Définitions

Le harcèlement psychologique

C’est une conduite vexatoire se manifestant soit par des comportements, des paroles, des actes ou des gestes répétés, qui sont hostiles ou non désirés. Cette conduite vexatoire porte atteinte à la dignité ou à l’intégrité psychologique ou physique d’une personne et entraîne, pour celle-ci, un milieu de travail ou d’études néfaste.

  • Une conduite vexatoire est une conduite humiliante ou abusive pour la personne qui la subit. Elle est évaluée en fonction des effets sur la personne visée, sans égard aux intentions déclarées de la personne qui harcèle.

Une seule conduite grave peut aussi constituer du harcèlement si elle porte atteinte à la dignité ou à l’intégrité physique ou psychologique d’une personne, en produisant sur elle un effet nocif continu.

Pour plus d’information sur l’interprétation de ces dispositions : consultez le site de la Commission des normes, de l’équité,
de la santé et de la sécurité du travail.

Le harcèlement sexuel

C’est une forme de harcèlement psychologique. Il se définit comme étant un comportement à connotation sexuelle unilatéral et non désiré et consiste en une pression indue exercée sur une personne, soit pour obtenir des faveurs sexuelles, soit pour ridiculiser ses caractéristiques sexuelles.

Le harcèlement discriminatoire

C’est une forme de harcèlement psychologique qui se manifeste à l’égard d’une personne ou d’un groupe de personnes, notamment, en raison de la race, la couleur, le sexe, la grossesse, l’orientation sexuelle, l’état civil, l’âge sauf dans la mesure prévue par la loi, la religion, les convictions politiques, la langue, l’origine ethnique ou nationale, la condition sociale, le handicap ou l’utilisation d’un moyen pour pallier à ce handicap.

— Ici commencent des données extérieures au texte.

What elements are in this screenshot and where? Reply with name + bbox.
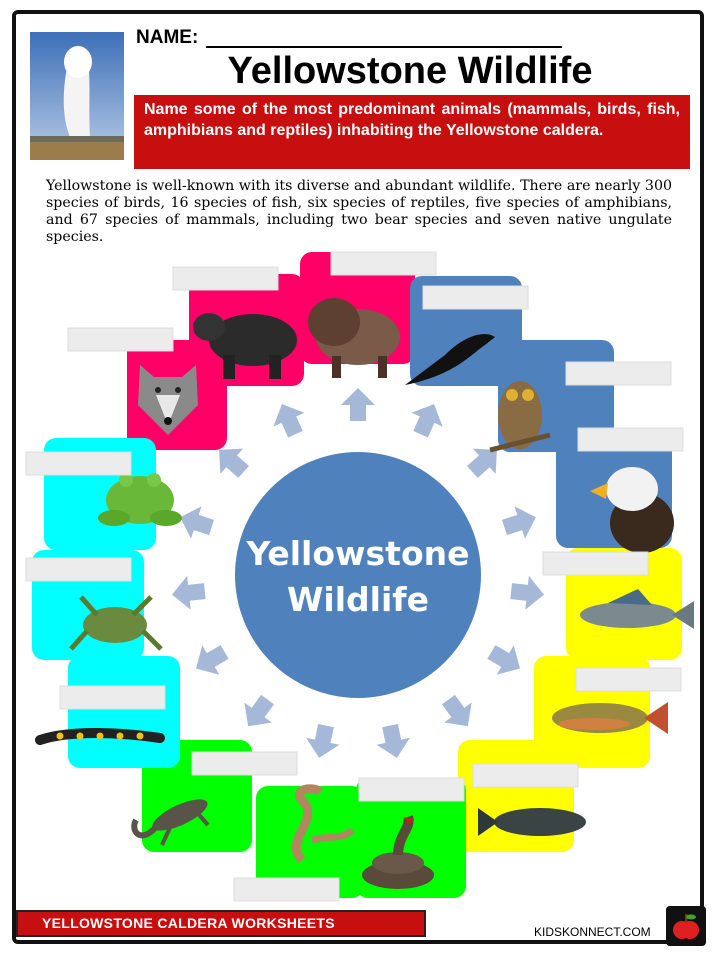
footer-banner: YELLOWSTONE CALDERA WORKSHEETS <box>16 910 426 937</box>
outward-arrow-icon <box>170 574 206 611</box>
instruction-box: Name some of the most predominant animals (mammals, birds, fish, amphibians and reptiles) inhabiting the Yellowstone caldera. <box>134 95 690 169</box>
outward-arrow-icon <box>373 722 413 761</box>
animal-tile <box>68 656 180 768</box>
answer-field[interactable] <box>576 668 681 691</box>
page-title: Yellowstone Wildlife <box>227 50 593 92</box>
name-label: NAME: <box>136 27 199 48</box>
answer-field[interactable] <box>578 428 683 451</box>
answer-field[interactable] <box>331 252 436 275</box>
outward-arrow-icon <box>188 637 234 683</box>
outward-arrow-icon <box>499 501 541 544</box>
outward-arrow-icon <box>435 690 482 737</box>
answer-field[interactable] <box>192 752 297 775</box>
answer-field[interactable] <box>26 452 131 475</box>
outward-arrow-icon <box>303 722 343 761</box>
center-circle <box>235 452 481 698</box>
animal-tile <box>458 740 574 852</box>
answer-field[interactable] <box>359 778 464 801</box>
answer-field[interactable] <box>234 878 339 901</box>
answer-field[interactable] <box>26 558 131 581</box>
intro-paragraph: Yellowstone is well-known with its diverse and abundant wildlife. There are nearly 300 species of birds, 16 species of fish, six species of reptiles, five species of amphibians, and 67 species of mammals, including two bear species and seven native ungulate species. <box>46 178 672 245</box>
outward-arrow-icon <box>509 574 545 611</box>
answer-field[interactable] <box>68 328 173 351</box>
salamander-icon <box>40 733 160 741</box>
answer-field[interactable] <box>473 764 578 787</box>
outward-arrow-icon <box>234 690 281 737</box>
answer-field[interactable] <box>423 286 528 309</box>
apple-logo-icon <box>666 906 706 946</box>
center-text-line2: Wildlife <box>286 580 430 619</box>
footer-site[interactable]: KIDSKONNECT.COM <box>534 925 651 939</box>
answer-field[interactable] <box>566 362 671 385</box>
outward-arrow-icon <box>483 637 529 683</box>
answer-field[interactable] <box>543 552 648 575</box>
answer-field[interactable] <box>173 267 278 290</box>
answer-field[interactable] <box>60 686 165 709</box>
center-text-line1: Yellowstone <box>246 534 470 573</box>
outward-arrow-icon <box>405 397 449 441</box>
outward-arrow-icon <box>341 388 375 421</box>
outward-arrow-icon <box>266 397 310 441</box>
trout-fish-icon <box>552 702 668 734</box>
outward-arrow-icon <box>175 501 217 544</box>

Pour plus d’information sur cette forme de harcèlement, consultez le site de la Commission des droits de la personne et des droits de la jeunesse du Québec.

Le harcèlement criminel

C’est une forme de harcèlement psychologique visée à l’article 264 du Code criminel. Cette disposition interdit de suivre une personne ou une de ses connaissances  ou de communiquer avec elle de façon répétée, de surveiller son domicile ou son lieu de travail de façon répétée, ou de se comporter de manière menaçante à l’égard de cette personne ou d’un membre de sa famille.

Ce qui ne constitue pas du harcèlement

Dans un groupe, il est normal que les conflits se manifestent. Une remarque blessante dans un moment d’énervement ou de mauvaise humeur n’est pas significative, à plus forte raison si elle est suivie d’excuses. C’est la répétition des vexations, des humiliations, sans aucun effort pour les nuancer, qui constitue le phénomène destructeur.

– Marie-France HIRIGOYEN, Le harcèlement moral-la violence perverse au quotidien, Paris, Syros, 1998, p. 56.

L’exercice normal des droits de gestion et l’application de la réglementation des études dans la mesure où ces activités de gestion ne sont pas exercées de façon abusive ou discriminatoire telles :

  • La supervision de la qualité du travail;
  • L’évaluation du rendement;
  • L’organisation du travail;
  • La gestion de la discipline.

Les contraintes professionnelles ou académiques difficiles lorsqu’elles sont justifiables et qu’elles n’affectent pas les personnes de façon arbitraire telles :

  • Le stress relié au travail ou aux études;
  • Les changements organisationnels.

Les conflits interpersonnels, s’ils font l’objet d’une saine gestion.